The man shot and killed by an officer after stabbing multiple people at a Westfield shopping centre in Sydney’s Bondi Junction was known to police.
Details of the attack were confirmed in a late press conference on Saturday night by NSW Police Commissioner Karen Webb.
Police confirmed six people were killed in the attack. Five died at the shopping centre and one victim at hospital.
Webb said most of those killed were women.
Webb confirmed the attacker was “known to the police,” and revealed he was 40-years-old, but stopped short of naming him until formal identification was completed.
“Let me assure you that we are confident that there is no ongoing risk and we are dealing with one person who is now deceased,” she said.
The shopping centre will remain closed while police process the crime scenes.
Webb reiterated what many of her colleagues and peers said earlier in the day, that it was “too early” to establish a motive.
There was no indication at this time it was an act of terrorism, she said.
Webb said the police “don’t have fears for that person holding an ideation, in other words, that it’s not a terrorism incident.”
Major incident
The major incident was declared in the aftermath of the incident on Saturday afternoon, with paramedics treating stab wound victims at the scene.
NSW Ambulance said nine people were taken to hospital with stabwounds, including a nine-month old baby.
The baby received surgery, according to Webb.
Those in hospital are in a serious or critical condition.
“From preliminary inquiries it would appear that this person has acted alone,” NSW Police Assistant Commissioner Anthony Cooke told the media on Saturday, noting that enquiries were new and police were still attempting to identify the offender.
“I do not have information in relation to the offender. I do not know at this stage who he is.”
Cooke added that there was nothing on the scene to indicate any motive or any ideology, but said police were not ruling out terrorism.
Credit: Photo by DAVID GRAY/AFP via Getty Images
A single officer
The offender entered the shopping centre just after 3pm, left shortly thereafter, then returned about 10 minutes later and “engaged with about nine people”.
A single female police officer who was nearby attended the scene and “immediately” engaged with the offender, Cooke said, confronting him on level 5 from behind.
Cooke said the man turned to the officer, raised a knife before she “discharged a firearm”, killing him.
That officer’s actions saved a number of people’s lives, he added.
“Our hearts go out to all of [the victims], as they do to anyone touched by this terrible incident,” Cooke said, later adding that he had never seen anything like this incident.
Families walk out of the Westfield Bondi Junction shopping mall after a stabbing incident in Sydney on 13 April, 2024. Source: Getty / David Gray
“A mass of people running”
SBS News presenter Ricardo Gonçalves was at the shopping centre when the incident took place.
“We saw people scurrying and then I heard what sounded like gunshots very close by – if I was to guess, 20 metres away,” Gonçalves told SBS News. “And then we just ran; we bolted with everyone else. There was this mass of people running… Hundreds. Everyone.”
Gonçalves said he had one thought in mind: “Just get to safety.”
About 20 minutes earlier, he added, he had heard what sounded like an argument with “a lot of screaming.”
“It sounded like someone was getting hurt,” he said.
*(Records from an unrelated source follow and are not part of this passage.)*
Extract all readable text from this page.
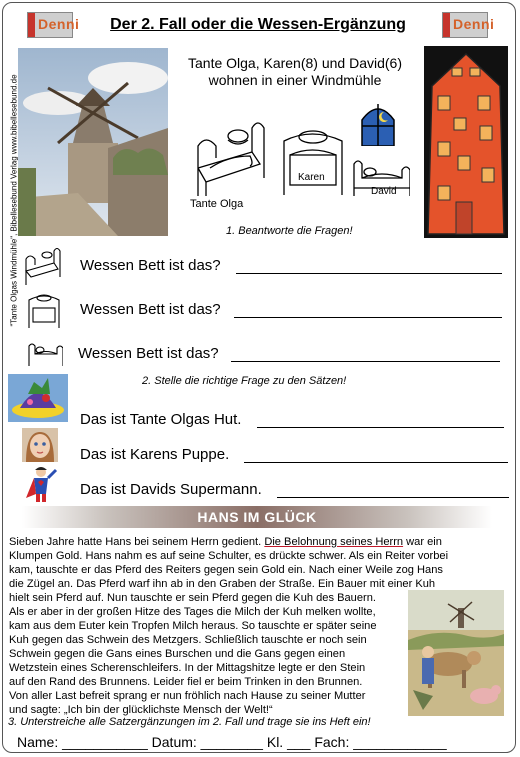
Denni	Denni
Der 2. Fall oder die Wessen-Ergänzung
"Tante Olgas Windmühle", Bibellesebund Verlag www.bibellesebund.de
Tante Olga, Karen(8) und David(6)
wohnen in einer Windmühle
Tante Olga
Karen
David
1. Beantworte die Fragen!
Wessen Bett ist das?
Wessen Bett ist das?
Wessen Bett ist das?
2. Stelle die richtige Frage zu den Sätzen!
Das ist Tante Olgas Hut.
Das ist Karens Puppe.
Das ist Davids Supermann.
HANS IM GLÜCK
Sieben Jahre hatte Hans bei seinem Herrn gedient. Die Belohnung seines Herrn war ein
Klumpen Gold. Hans nahm es auf seine Schulter, es drückte schwer. Als ein Reiter vorbei
kam, tauschte er das Pferd des Reiters gegen sein Gold ein. Nach einer Weile zog Hans
die Zügel an. Das Pferd warf ihn ab in den Graben der Straße. Ein Bauer mit einer Kuh
hielt sein Pferd auf. Nun tauschte er sein Pferd gegen die Kuh des Bauern.
Als er aber in der großen Hitze des Tages die Milch der Kuh melken wollte,
kam aus dem Euter kein Tropfen Milch heraus. So tauschte er später seine
Kuh gegen das Schwein des Metzgers. Schließlich tauschte er noch sein
Schwein gegen die Gans eines Burschen und die Gans gegen einen
Wetzstein eines Scherenschleifers. In der Mittagshitze legte er den Stein
auf den Rand des Brunnens. Leider fiel er beim Trinken in den Brunnen.
Von aller Last befreit sprang er nun fröhlich nach Hause zu seiner Mutter
und sagte: „Ich bin der glücklichste Mensch der Welt!“
3. Unterstreiche alle Satzergänzungen im 2. Fall und trage sie ins Heft ein!
Name: ___________ Datum: ________ Kl. ___ Fach: ____________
Credit: Photo by DAVID GRAY/AFP via Getty Images
Shoppers hiding in stores
Domenico Gentile from SBS Audio’s Italian program was also at the shopping centre at the time.
“I was there when I heard these three shots, and I felt immediately the panic that followed and the shops closing down,” he told SBS News. “After that we all took refuge wherever we could, because there was no direction. There was no police at the time. I went into a Harris Farm.”
“We were evacuated and as soon as I got out, I immediately saw the massive presence of police, the ambulances and so on.”
Witnesses speaking to media reported the heroic actions of shop workers who took shoppers into their stores and locked the doors for safety.